Hilchenbach hat sich also die Fleckenrechte etwas kosten lassen. Sie wurden auf die 77 Feuerstätten mit je 80 Talern umgelegt. Unklar ist, der die Aufrundung von 40 Talern
bezahlt hat. Das Geld entsprach, wenn man den damals üblichen Zins annimmt, einer jährlichen Belastung von 310 Talern oder etwa 580 Gulden, so dass man heute
bezweifeln muss, ob das für Hilchenbach ein Geschäft war, selbst wenn Bede und Dienstgelder sowie lästige Dienste wegfielen und Bürger-, Markt- und Wegegeld
verrechnet wurden, zumal der Landesherrschaft die Hauptsteuer, die Schatzung, verblieb und es ihr frei stand, neue Abgaben unter neuem
Namen anzuordnen. Der rein finanziellen Betrachtung stehen jedoch die ideellen Vorteile, die größere Selbstverwaltung, das erhöhte
Selbstwertgefühl und der damit verbundene erhöhte Unternehmungsgeist, auch eine stärkere Verpflichtung für die Förderung der Kultur
gegenüber. Die Erhebung zu Flecken, die Residenz des Fürsten und seiner Beamten hatte aber auch Schädliches: Eine gewisse
Überheblichkeit, die durch “Jung-Stillings Jugend” in die deutsche Literatur eingegangen ist, wurde den Fleckenbewohnern von den Nachbarn nachgesagt.

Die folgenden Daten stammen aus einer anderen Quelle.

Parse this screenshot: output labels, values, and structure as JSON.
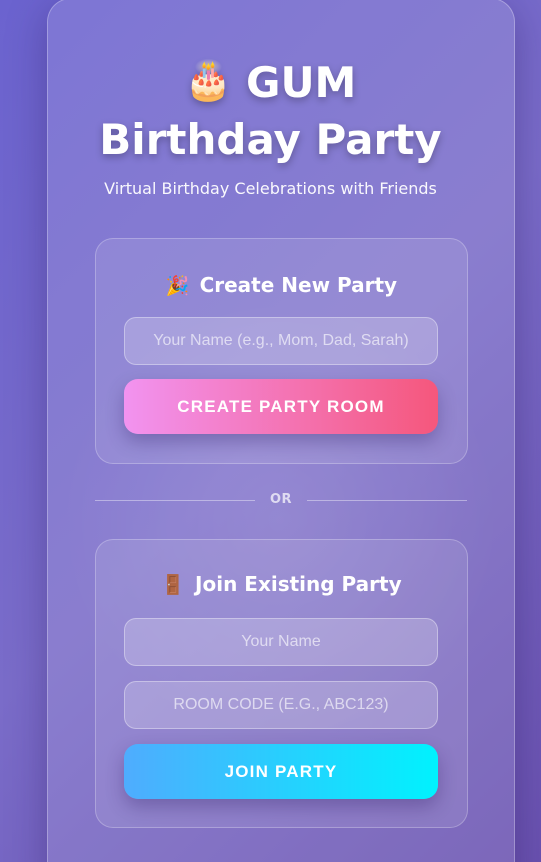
{
  "header": {
    "cake_emoji": "🎂",
    "title_line1": "GUM",
    "title_line2": "Birthday Party",
    "subtitle": "Virtual Birthday Celebrations with Friends"
  },
  "create_party": {
    "emoji": "🎉",
    "title": "Create New Party",
    "name_placeholder": "Your Name (e.g., Mom, Dad, Sarah)",
    "button_label": "CREATE PARTY ROOM"
  },
  "divider": {
    "label": "OR"
  },
  "join_party": {
    "emoji": "🚪",
    "title": "Join Existing Party",
    "name_placeholder": "Your Name",
    "room_code_placeholder": "Room Code (e.g., ABC123)",
    "button_label": "JOIN PARTY"
  },
  "colors": {
    "create_button_gradient": [
      "#f293f0",
      "#f5577c"
    ],
    "join_button_gradient": [
      "#4facfe",
      "#00f2fe"
    ],
    "background": "#6b63cf"
  }
}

Jährlich am 1. Mai, oder, falls dieser Tag auf einen Sonntag fiel, am folgenden Montag, sollte die gesamte Bürgerschaft mit Stimmenmehrheit unter Geschäftsführung des Schultheißen1 einen Alten und einen Jungen Bürgermeister wählen, die unter Aufsicht des
Schultheißen die Verwaltung führten und am Ende des Jahres darüber Rechenschaft abzulegen hatten.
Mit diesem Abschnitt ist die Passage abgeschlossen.